Pour vous mettre plus à l’aise avec le sujet, nous allons aborder la force phasique que tout le monde connait sous le nom de force. Lorsque quelqu’un dit : « j’ai de la force » il exprime sa capacité à pouvoir soulever du poids et intuitivement l’on comprend que cette capacité dépend de l’âge, du sexe, de l’entraînement, du potentiel physique. Bref cette force est variable au cours de la vie chez une même personne, elle augmente avec la croissance et l’entrainement et elle diminue avec l’âge et l’oisiveté. Elle se reflète dans l’anatomie de la personne.
Cette force phasique sert dans la vie de tous les jours tant sur le plan pratique, puisque c’est elle qui nous permet de marcher, de courir, de sortir les courses de la voiture ou d’ouvrir un bocal, que sur le plan hédonique puisque son développement modèle notre plastique.
L’autre force, la force tonique, est plus abstraite : c’est le côté « obscur » de la force. Elle ne se voit pas, elle ne se développe pas, ne dépend ni de l’âge, ni du sexe, ni de l’activité. Elle est présente ou ne l’est pas.
La force tonique est complètement ignorée voir inconnue. On ne se vantera jamais d’avoir de la force tonique, on ne verra jamais des défilés de force tonique. Cependant cette force est la force de soutien de la force phasique volontaire, elle agit en aval.
Pour comprendre son importance, imaginez que vous frappiez de toutes vos forces sur une table avec un tube en plastique comme ceux, par exemple, qu’on utilise dans les piscines pour flotter, le résultat va être médiocre, vous n’allez pas faire grand-chose. Imaginez maintenant que vous frappiez de toutes vos forces sur cette table avec une barre en fer, vous pouvez vous attendre à un résultat bien différent.
Pourtant la force de frappe est la même, ce qui change est la rigidité de la barre : celle en mousse ne transmet pas la force phasique volontaire alors que celle en acier permet d’exploiter tout le potentiel phasique de la force.

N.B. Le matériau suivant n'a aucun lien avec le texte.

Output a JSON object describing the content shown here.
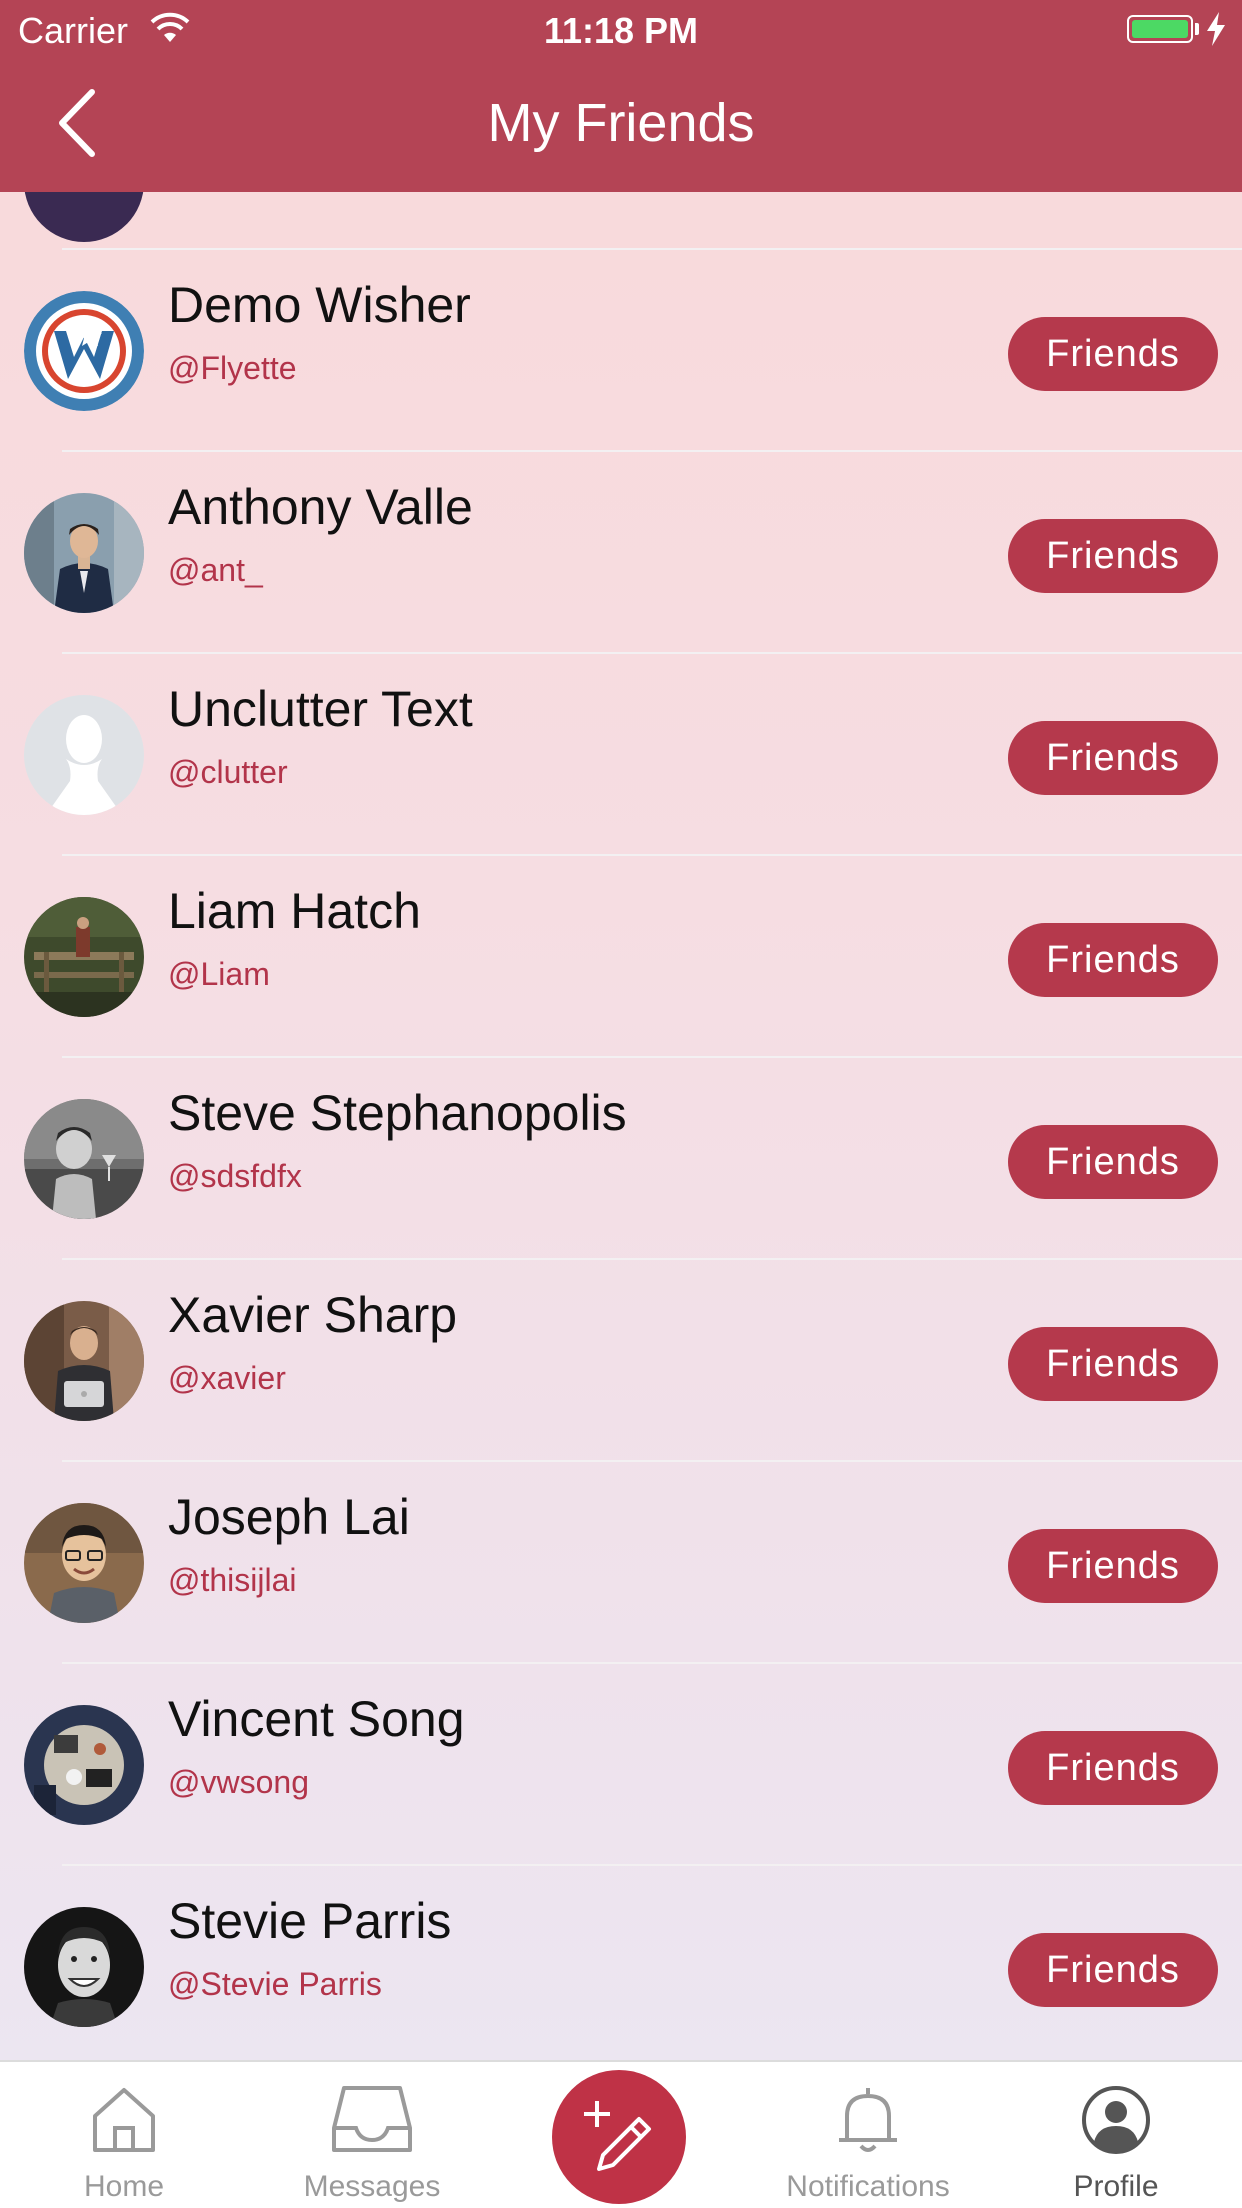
{
  "status_bar": {
    "carrier": "Carrier",
    "time": "11:18 PM"
  },
  "nav": {
    "title": "My Friends"
  },
  "friends": [
    {
      "name": "Demo Wisher",
      "handle": "@Flyette",
      "button": "Friends"
    },
    {
      "name": "Anthony Valle",
      "handle": "@ant_",
      "button": "Friends"
    },
    {
      "name": "Unclutter Text",
      "handle": "@clutter",
      "button": "Friends"
    },
    {
      "name": "Liam Hatch",
      "handle": "@Liam",
      "button": "Friends"
    },
    {
      "name": "Steve Stephanopolis",
      "handle": "@sdsfdfx",
      "button": "Friends"
    },
    {
      "name": "Xavier Sharp",
      "handle": "@xavier",
      "button": "Friends"
    },
    {
      "name": "Joseph Lai",
      "handle": "@thisijlai",
      "button": "Friends"
    },
    {
      "name": "Vincent Song",
      "handle": "@vwsong",
      "button": "Friends"
    },
    {
      "name": "Stevie Parris",
      "handle": "@Stevie Parris",
      "button": "Friends"
    }
  ],
  "tabbar": {
    "home": "Home",
    "messages": "Messages",
    "notifications": "Notifications",
    "profile": "Profile",
    "active": "Profile"
  },
  "colors": {
    "brand": "#b44455",
    "button": "#b5394c",
    "handle": "#b2344a",
    "compose": "#bf3246"
  },
  "icons": {
    "back": "chevron-left-icon",
    "home": "home-icon",
    "messages": "inbox-icon",
    "compose": "compose-icon",
    "notifications": "bell-icon",
    "profile": "user-circle-icon"
  }
}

Il en va de même à l’intérieur de nous, la force tonique exprime notre rigidité et permet l’exploitation de notre force phasique volontaire. Elle agit de manière invisible en arrière-plan. Supporté anatomiquement par les chaînes fasciales et neurologiquement par le système extrapyramidal, ce complexe neuro-anatomique agit comme notre poutre intérieure.
On pourrait faire le parallèle avec un ordinateur : les logiciels sont la partie visible de l’activité, ils nécessitent un développement de programmes et leurs renforcements au cours du temps comme une activité physique, certains développent le logiciel crossfit, tennis, danse, rugby ou foot etc. mais en arrière-plan il faut, comme dans les ordinateurs, un système d’exploitation qui, s’il est défectueux, empêche le bon déroulement du programme. On peut avoir les plus beaux logiciels du monde, sans système d’exploitation ils ne valent pas grand-chose.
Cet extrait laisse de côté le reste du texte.